No local tax dollars were used to fund the project, as the airport receives no local tax revenue. The airport’s website says funding for the project will include general airport tax obligations, state and federal grants, passenger facility fees and other capital funds from authorities.

The new features

MEM is 150 miles from the New Madrid seismic zone, so the redesign of Concourse B provided an opportunity to add seismic mitigation. Other features include higher ceilings, larger door areas and wider hallways, moving walkways, increased natural lighting, improved dining and retail options, additional charging stations and walk-through bridges. air-conditioned reaction.

When it comes to sustainability, the new design includes the use of smart windows, which reduces the need for additional light fixtures. They also maintain the temperature in hot weather, while the white reflective roof materials also help the building stay cool in the summer.

The amount of paper products needed in washrooms has been reduced by installing air dryers at every faucet. Additionally, old light bulbs have been recycled and the lobby is lit entirely with LEDs, while new energy-efficient HVAC units have been introduced.

“We would expect other airports to incorporate features for the modern traveler, such as device outlets and charging at every seat and increased use of contactless technology,” says Thomas.

There are also additional seating areas with power connections and surface charging capabilities. There is a new military lounge, which is open to retired and active duty military. The living room includes seating areas, workstations and a meeting table.

Fairs and portals

The St. Jude Children’s Research Hospital Patient Lounge is located at MEM. The lounge will be made available to hospital patients and their families. It has seating areas, a kitchen and TVs. The lobby also includes a pet restroom for service animals.
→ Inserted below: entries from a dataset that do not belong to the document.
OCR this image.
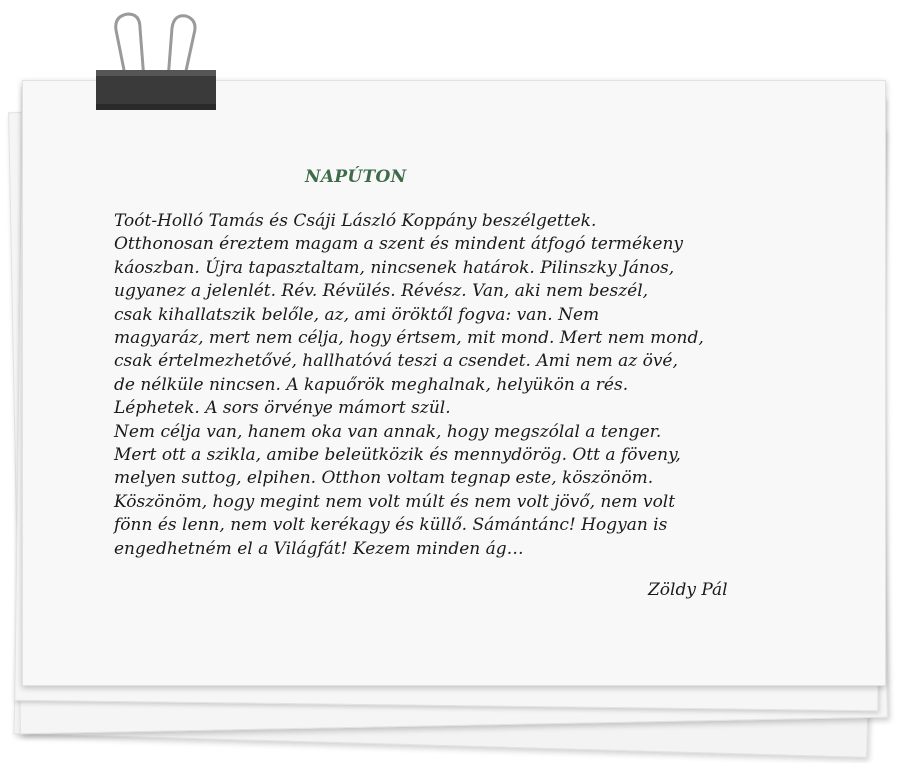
NAPÚTON
Toót-Holló Tamás és Csáji László Koppány beszélgettek.
Otthonosan éreztem magam a szent és mindent átfogó termékeny
káoszban. Újra tapasztaltam, nincsenek határok. Pilinszky János,
ugyanez a jelenlét. Rév. Révülés. Révész. Van, aki nem beszél,
csak kihallatszik belőle, az, ami öröktől fogva: van. Nem
magyaráz, mert nem célja, hogy értsem, mit mond. Mert nem mond,
csak értelmezhetővé, hallhatóvá teszi a csendet. Ami nem az övé,
de nélküle nincsen. A kapuőrök meghalnak, helyükön a rés.
Léphetek. A sors örvénye mámort szül.
Nem célja van, hanem oka van annak, hogy megszólal a tenger.
Mert ott a szikla, amibe beleütközik és mennydörög. Ott a föveny,
melyen suttog, elpihen. Otthon voltam tegnap este, köszönöm.
Köszönöm, hogy megint nem volt múlt és nem volt jövő, nem volt
fönn és lenn, nem volt kerékagy és küllő. Sámántánc! Hogyan is
engedhetném el a Világfát! Kezem minden ág…

Zöldy Pál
An art program at the airport includes 61 works of art and there is a hanging sculpture at the southeast end of the concourse. There are three original paintings printed on glass, using ceramic ink, in the restroom waiting areas and a mural at the lobby entrance/exit. Rotating parts can be seen near each restroom waiting area.

“The main challenge was the pandemic. Like many other businesses around the world, the airport has experienced supply chain, personnel and Covid-19 related issues which have at times slowed the project down,” says Thomas.

There are 23 gates available to airlines, capable of handling around 6 million passengers, or about 50% more traffic than the airport’s pre-pandemic levels. The security check will mainly take place in Hall B.

Ticketing and check-in will continue to take place in Terminals A, B and C. MEM is now focused on planning the upgrade of its baggage and ticketing areas, with preliminary plans in place.